Whereupon a Southern Gentleman Loses His Mind

This has been eating at me for a while, and tonight, I’m getting it off my chest.

There’s a site that, in general terms, says, “Fuck the South.” One of the things it whines about is that more government money comes in, than goes out. Which I will now address:

– First, remove Social Security, or Florida, from the count. All the damn old people are in Florida, and it’s not a bad reflection on the South in general that they all moved to one spot. By liberal logic, they’re not mooching anyway.

– Second, remove all the military bases and NASA facilities. I can only think of ONE NASA facility in the North (the Northeast to be precise) — Goddard Space Flight Center. There are NASA facilities in Texas, Mississippi, Alabama, and Florida — all of these are tax dollars coming out (and basically amount to a huge amount of our NASA capability). There are also NOAA facilities in a lot of these states (the Hurricane Hunters fly out of Pensacola). There are Air Force and Navy bases. Don’t count that.

– Third, acknowledge that many Southern states have a disproportionately high number of minorities, who statistically rely on the government more (because the government makes it that way).

Now, are the number still the same? I bet not.

Also, let’s count up charitable dollars coming from Red States. No? Didn’t. Fucking. Think. So.

We wanted to leave. You assholes came down and started a war to keep us.

If the red states (the South and the Mid-West, and Alaska) were to up and leave tomorrow we would be doing a lot better than the Northern states and the “Left” Coast:

– We grow most of the food. Short on money? We’ll tax everything sold to the North. Seriously — how many farms are in New York City? Sure, there’s some sweet produce grown in California, but we’re pretty sure you may want to trade some of that for some corn at some point. Corn is in everything now — hell even fancy gas-o-line! A lot of soda is bottled here. Some sweet beer is made down here. Kentucky Bourbon. Tennessee Whiskey. Oh, and everything that comes in on the Port of Miami or the Port of New Orleans? Just went up. (Something like 2/3rds of all coffee comes through the Port of New Orleans. There’s a reason we spend money on a city below sea level.) To quote the late, great Rob “Acidman” Smith — “We grow your food, assholes.” Don’t even get me started on all the seafood — other than Maine lobster… (Who eats water roaches anyway?)

– We have lots of oil, including most of the oil refineries that turn said oil into useful products like gasoline. More tariffs. While I’m on this, there is an astounding amount of industry in the South and Mid-West. Many car manufacturers have facilities here, most ships are built here, and some airplanes are. I can think of four car companies that build cars in Alabama and Mississippi alone. The big propellers that big ships use? Built less than an hour from me. You yanks will have to replicate that or pay a steep tariff. You think you’ll charge us more for cellphones? Those are all built in China. How much manufacturing actually takes place in blue states? Exactly, Assholes.

– Most of the military are from these two regions. They’re not going to abandon their homes and families to live with people who look down on them.
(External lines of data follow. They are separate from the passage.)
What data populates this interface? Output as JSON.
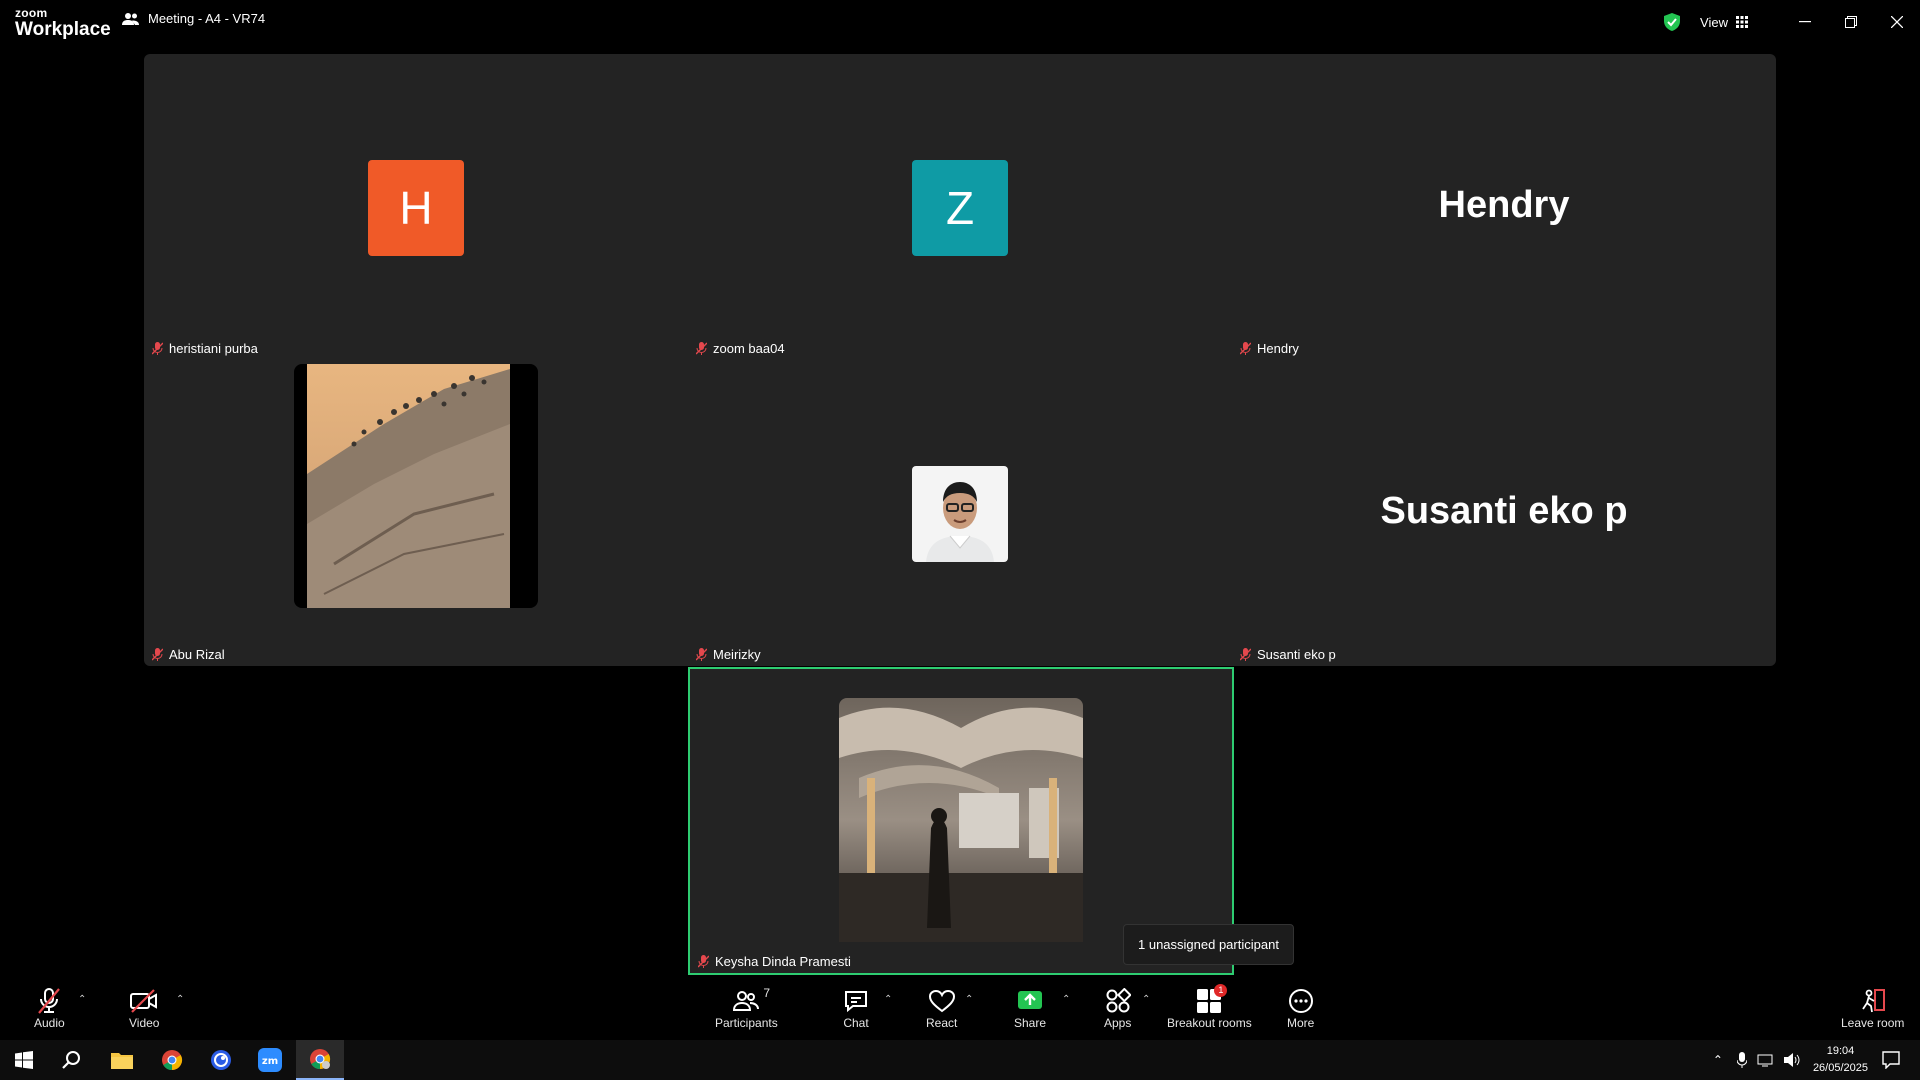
{
  "app": {
    "brand_line1": "zoom",
    "brand_line2": "Workplace",
    "meeting_title": "Meeting - A4 - VR74",
    "view_label": "View"
  },
  "colors": {
    "accent_green": "#2ecc71",
    "avatar_h": "#f05a28",
    "avatar_z": "#0f9ba5",
    "muted_red": "#e5484d",
    "badge_red": "#e02828"
  },
  "tiles": [
    {
      "name": "heristiani purba",
      "avatar_letter": "H",
      "muted": true
    },
    {
      "name": "zoom baa04",
      "avatar_letter": "Z",
      "muted": true
    },
    {
      "name": "Hendry",
      "display_text": "Hendry",
      "muted": true
    },
    {
      "name": "Abu Rizal",
      "avatar": "rocky-hill-birds-photo",
      "muted": true
    },
    {
      "name": "Meirizky",
      "avatar": "man-with-glasses-photo",
      "muted": true
    },
    {
      "name": "Susanti eko p",
      "display_text": "Susanti eko p",
      "muted": true
    }
  ],
  "active_speaker": {
    "name": "Keysha Dinda Pramesti",
    "avatar": "mosque-umbrellas-photo",
    "muted": true
  },
  "tooltip": {
    "text": "1 unassigned participant"
  },
  "toolbar": {
    "audio": "Audio",
    "video": "Video",
    "participants": "Participants",
    "participants_count": "7",
    "chat": "Chat",
    "react": "React",
    "share": "Share",
    "apps": "Apps",
    "breakout": "Breakout rooms",
    "breakout_badge": "1",
    "more": "More",
    "leave": "Leave room"
  },
  "taskbar": {
    "time": "19:04",
    "date": "26/05/2025"
  }
}
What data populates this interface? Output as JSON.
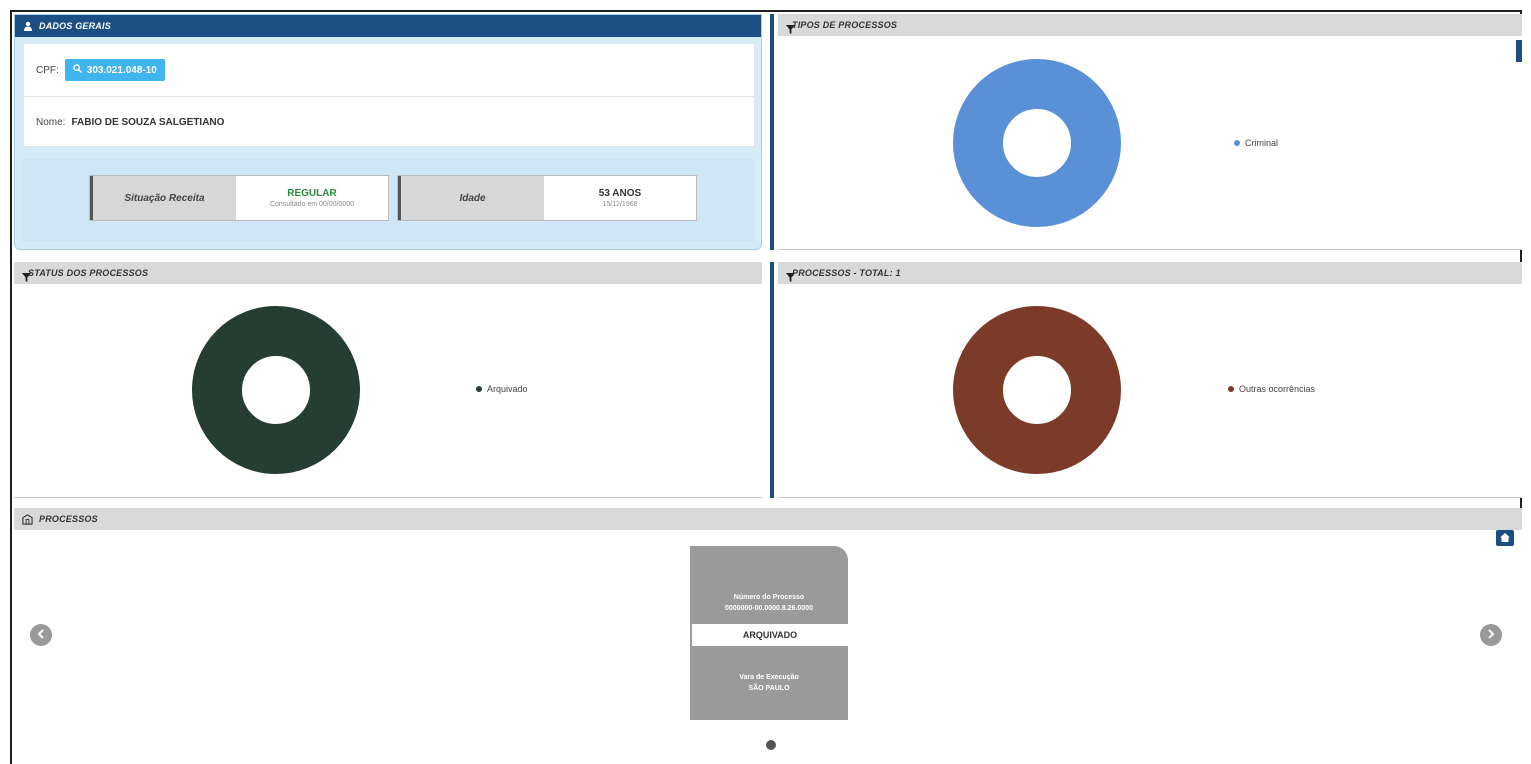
{
  "dados_gerais": {
    "title": "DADOS GERAIS",
    "cpf_label": "CPF:",
    "cpf_value": "303.021.048-10",
    "nome_label": "Nome:",
    "nome_value": "FABIO DE SOUZA SALGETIANO",
    "situacao": {
      "label": "Situação Receita",
      "value": "REGULAR",
      "sub": "Consultado em 00/00/0000"
    },
    "idade": {
      "label": "Idade",
      "value": "53 ANOS",
      "sub": "15/12/1968"
    }
  },
  "tipos": {
    "title": "TIPOS DE PROCESSOS",
    "legend": "Criminal",
    "color": "#5a91d6"
  },
  "status": {
    "title": "STATUS DOS PROCESSOS",
    "legend": "Arquivado",
    "color": "#263d31"
  },
  "total": {
    "title": "PROCESSOS - TOTAL: 1",
    "legend": "Outras ocorrências",
    "color": "#7b3b28"
  },
  "processos": {
    "title": "PROCESSOS",
    "card_top_line1": "Número do Processo",
    "card_top_line2": "0000000-00.0000.8.26.0000",
    "card_status": "ARQUIVADO",
    "card_bottom_line1": "Vara de Execução",
    "card_bottom_line2": "SÃO PAULO"
  },
  "chart_data": [
    {
      "type": "pie",
      "title": "TIPOS DE PROCESSOS",
      "categories": [
        "Criminal"
      ],
      "values": [
        1
      ]
    },
    {
      "type": "pie",
      "title": "STATUS DOS PROCESSOS",
      "categories": [
        "Arquivado"
      ],
      "values": [
        1
      ]
    },
    {
      "type": "pie",
      "title": "PROCESSOS - TOTAL: 1",
      "categories": [
        "Outras ocorrências"
      ],
      "values": [
        1
      ]
    }
  ]
}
In fact, they may persuade many of the people in the states left behind to come on over — it’s better here. You’ll need to either start that over, or pay us a fee to protect you from the suddenly emboldened Canadians. There are a ton of bases. Suddenly that expenditure doesn’t look so awful.

All you’ve got left is Hollywood, which is made up of a surprising number of Southerners or Mid-Westerners, and there’s a lot of filming going on in Louisiana now because it’s cheaper. So you can charge us extra to see the latest explode-fest; until we replicate that.

To be fair, we’ll divide up the existing debt. You judgmental fuckers keep all the debt voted on by presidents picked by your states (Obama, for example) and your own congress people. We’ll keep the ones we voted for. If it was mutual, we split it based on the electoral vote percent that president received. We’ll front you the half-penny if it comes down to an odd number of cents.

We’ll then be free of your bullshit and able to develop the oil reserves we have, build better and more modern refineries, build nuclear power plants without you ninnies worrying so much, and stop gorging ourselves on debt. We’ll be happy to sell you some of our wares — for a steep price, doubly so if we find out you’re one of the dicks behind the systematic attempt to associate our accents with stupidity over the last fifty years. You guys can go on producing shitty movies and elitist whiny newspapers. Because what the hell else is made in blue states?

Sound fair? No?

Then you can shut the fuck up with this “fuck the South” bullshit.